In search of a place to stay the night on our way to Atlanta, Georgia from Washington, DC we happened upon an advertisement in the Washington Post Magazine for Salisbury, North Carolina. The historic town, set in the North Carolina wine-country just off of Interstate 85, turned out to be the perfect stop. The walkable town is full of beautiful, well-preserved historic homes, some of which have been converted into bed and breakfasts, like Across the Pond.
Bed and Breakfast
Across the Pond
SStaying in a bed-and-breakfast is not only the ideal way to have an impactful stay on your travels, but it allows you the opportunity to learn more about the community you are visiting from your hosts. Carrie conducted some research and found the ideal place to stay for our one night in Salisbury called Across the Pond. Across the Pond, a three-room bed-and-breakfast set in a classic southern-style nationally registered historic home built in 1919, managed by Mary and Andy a charming and hospitable English couple. We were warmly greeted by Mary as soon as we pulled into the driveway.
The house was elegantly designed, and we felt welcome as soon as we stepped inside. Many of the house’s original unique features were kept, such as the picture molding, wood floors, and servants call button. Our spacious, bright, en suite room, the Presley, was decorated with modern furniture that blended perfectly with the classic feel of the home.
That evening before dinner Carrie and I were invited to have wine, cheese, and crackers in the sunroom with Mary. One pleasantry of staying in a bed-and-breakfast is the chance to get to know your hosts and vice versa. Mary talked at great length about the history of the house and how she and Andy came to live there and the history of the town.
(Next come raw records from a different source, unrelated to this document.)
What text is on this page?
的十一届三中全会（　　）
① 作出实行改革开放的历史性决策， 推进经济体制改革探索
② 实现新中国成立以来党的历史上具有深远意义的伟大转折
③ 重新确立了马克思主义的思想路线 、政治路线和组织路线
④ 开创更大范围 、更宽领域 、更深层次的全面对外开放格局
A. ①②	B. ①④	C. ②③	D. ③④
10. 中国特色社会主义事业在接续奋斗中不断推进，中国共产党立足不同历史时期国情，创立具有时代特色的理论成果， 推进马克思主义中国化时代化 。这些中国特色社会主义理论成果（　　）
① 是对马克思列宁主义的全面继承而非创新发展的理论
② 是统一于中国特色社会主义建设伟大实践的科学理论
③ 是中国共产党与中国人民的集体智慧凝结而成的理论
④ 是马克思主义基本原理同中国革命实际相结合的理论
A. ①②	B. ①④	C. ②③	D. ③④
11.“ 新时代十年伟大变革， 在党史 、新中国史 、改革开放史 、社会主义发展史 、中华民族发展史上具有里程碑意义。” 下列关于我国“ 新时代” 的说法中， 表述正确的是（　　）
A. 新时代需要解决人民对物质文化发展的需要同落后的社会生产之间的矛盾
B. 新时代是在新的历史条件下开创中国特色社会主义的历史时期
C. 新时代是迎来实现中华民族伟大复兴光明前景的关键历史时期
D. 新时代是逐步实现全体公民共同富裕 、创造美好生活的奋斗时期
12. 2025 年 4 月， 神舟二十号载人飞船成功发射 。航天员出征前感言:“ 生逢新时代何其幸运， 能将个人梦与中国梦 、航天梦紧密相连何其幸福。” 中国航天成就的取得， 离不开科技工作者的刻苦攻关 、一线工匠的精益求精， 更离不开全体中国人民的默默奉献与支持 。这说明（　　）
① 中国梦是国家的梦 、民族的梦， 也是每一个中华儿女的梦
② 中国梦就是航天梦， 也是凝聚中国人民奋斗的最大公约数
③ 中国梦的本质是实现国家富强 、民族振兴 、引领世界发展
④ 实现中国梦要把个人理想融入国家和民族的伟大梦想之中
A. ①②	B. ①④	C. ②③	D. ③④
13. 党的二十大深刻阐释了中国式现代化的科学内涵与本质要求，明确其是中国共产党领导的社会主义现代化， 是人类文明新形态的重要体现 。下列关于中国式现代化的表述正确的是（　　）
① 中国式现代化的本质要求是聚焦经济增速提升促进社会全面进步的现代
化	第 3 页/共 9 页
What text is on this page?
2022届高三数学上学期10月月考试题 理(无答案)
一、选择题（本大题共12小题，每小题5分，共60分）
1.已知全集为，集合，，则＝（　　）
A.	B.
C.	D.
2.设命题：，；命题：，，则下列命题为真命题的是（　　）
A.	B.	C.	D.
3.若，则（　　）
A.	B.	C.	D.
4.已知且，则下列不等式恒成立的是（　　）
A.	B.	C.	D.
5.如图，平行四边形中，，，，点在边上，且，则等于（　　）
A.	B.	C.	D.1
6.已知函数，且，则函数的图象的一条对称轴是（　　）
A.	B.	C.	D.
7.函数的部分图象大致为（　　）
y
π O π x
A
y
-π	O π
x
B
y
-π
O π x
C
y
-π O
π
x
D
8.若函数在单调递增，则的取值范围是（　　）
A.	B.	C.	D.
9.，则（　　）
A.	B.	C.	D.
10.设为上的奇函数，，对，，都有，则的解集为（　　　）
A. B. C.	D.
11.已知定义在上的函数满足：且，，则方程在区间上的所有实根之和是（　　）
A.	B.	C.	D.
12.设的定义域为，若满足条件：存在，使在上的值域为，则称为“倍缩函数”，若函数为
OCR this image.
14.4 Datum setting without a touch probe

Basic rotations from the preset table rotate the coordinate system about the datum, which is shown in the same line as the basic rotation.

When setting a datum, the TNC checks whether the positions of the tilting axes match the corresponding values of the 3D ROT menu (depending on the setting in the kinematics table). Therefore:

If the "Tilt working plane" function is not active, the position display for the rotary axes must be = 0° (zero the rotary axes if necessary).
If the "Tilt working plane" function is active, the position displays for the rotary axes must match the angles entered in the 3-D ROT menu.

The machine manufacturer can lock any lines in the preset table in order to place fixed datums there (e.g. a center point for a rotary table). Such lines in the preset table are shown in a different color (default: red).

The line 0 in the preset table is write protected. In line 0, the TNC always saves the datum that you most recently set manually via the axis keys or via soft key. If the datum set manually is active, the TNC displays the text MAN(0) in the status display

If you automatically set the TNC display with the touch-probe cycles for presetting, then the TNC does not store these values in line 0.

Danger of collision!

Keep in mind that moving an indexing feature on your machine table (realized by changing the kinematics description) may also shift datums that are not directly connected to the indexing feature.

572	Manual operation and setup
For breakfast the following morning they served us a traditional English Breakfast in the sunroom which was an important initial selling point for staying at Across the Pond. The breakfast started with a cup of fresh fruit, followed by an appetizing and plentiful array of fried mushrooms, tomatoes, eggs, sausages, bacon, and homemade bread, and was concluded with homemade heath bars and chocolate chip cookies. The meal was the perfect start to our day and our journey to Atlanta. Following breakfast, Mary and Andy joined us for a chat and gave us a tour of the house.
Where to eat
Santos, a Brazilian chef who we had the pleasure of chatting with, cooks classic Italian dishes at one of Salisbury’s most popular restaurants, the aptly named Chef Santos. Chief Santos, within easy walking distance of Across the Pond also happened to be one of the few places open on a Sunday night. Carrie ordered one of the evening specials, the Chicken Frances and I had the Rigatoni Ravioli. Mary was kind enough to call and make a reservation for us, and this we were surprised to find at the end of the night resulted in a 10% discount! Mary had warned Carrie about the size of the house wine glass, which Carrie found is nearly half a bottle for $7.95.
What to do
Cauble Creek Winery
What initially drew us to staying in Salisbury was the selection of wineries. A short 15-minute drive from Across the Pond is Cauble Creek Winery. The winery set in the beautiful North Carolina countryside and has a friendly and knowledgeable owner. North Carolina might not come to mind as a wine-producing state, but it‘s known for its muscadine wine, which is a very sweet wine.
We had a wonderful time in Salisbury and strongly recommend a visit to anyone passing through or looking for a nice weekend getaway. The next step on our road trip was Atlanta, Georgia.